Жак чуть повернул к нему голову, приветственно кивнул, но взгляда от мальчишки не отвёл.
– Нет, всё в порядке. Сейчас этот молодой человек покажет мне, что прячет в правом кармане, и мы мирно разойдёмся.
«Молодой человек» ничего показывать не собирался. Сквозь джинсовую ткань куртки был отчётливо виден сжатый кулак. Вокруг запястья левой руки медленно скользил ничем не удерживаемый золотистый шарик – модный аксессуар, единственной целью которого было заявление о наличии поля.
– Мне тоже не покажешь? – дружелюбно улыбнулся подростку Крис.
Мальчишка вскинул руку с браслетом в неприличном жесте.
– Вот как, – усмехнулся музейный взломщик. – Может, ещё язык продемонстрируешь?
Рука подростка против его воли медленно поползла из кармана. В кулаке обнаружился небольшой выкидной нож, под завязку накачанный энергией. Поняв, что дело приобретает дурной оборот, мальчишка попытался броситься наутёк, но пошевелиться не смог и лишь беспомощно дёрнулся, удерживаемый чужим полем. Крис ласково оскалился.
– Ты разве куда-то спешишь?
Жак осторожно забрал у подростка нож.
– Может, расскажешь, на что эта штука заряжена? – уточнил он, запуская анализатор. – Время сэкономим.
– Ещё чего! – Владелец оружия гордо вздёрнул подбородок.
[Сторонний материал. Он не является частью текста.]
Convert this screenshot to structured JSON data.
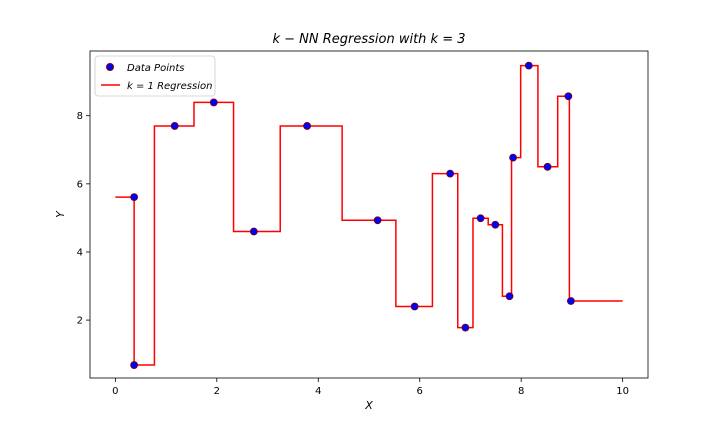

– А может, на практике проверим? – предложил Крис. – Вот и подопытный есть… Ты же не возражаешь?
Мальчишка задрожал от страха, выкрикнул отчаянно:
– Вы не имеете права! Вы при исполнении!
– Это товарищ офицер при исполнении, – поправил Крис. – А я – такая же бестолковая шпана, как ты. Кто меня остановит?
– Кристофер… – тихо прорычал Жак.
Крис вздохнул и ослабил хватку. Подросток, сверкая пятками, рванул в ближайшую подворотню.
– Думаешь, я не в состоянии справляться со своей работой без посторонней помощи? – строго поинтересовался Жак.
– Никак нет, товарищ подполковник.
«Я просто думаю, что быть полицейским без поля в городе, где маги и не маги скоро начнут рвать друг другу глотки – это какой-то чертовский бред».
– Вот и отлично, – кивнул Жак. – Тогда улыбку на лицо – и марш по своим делам!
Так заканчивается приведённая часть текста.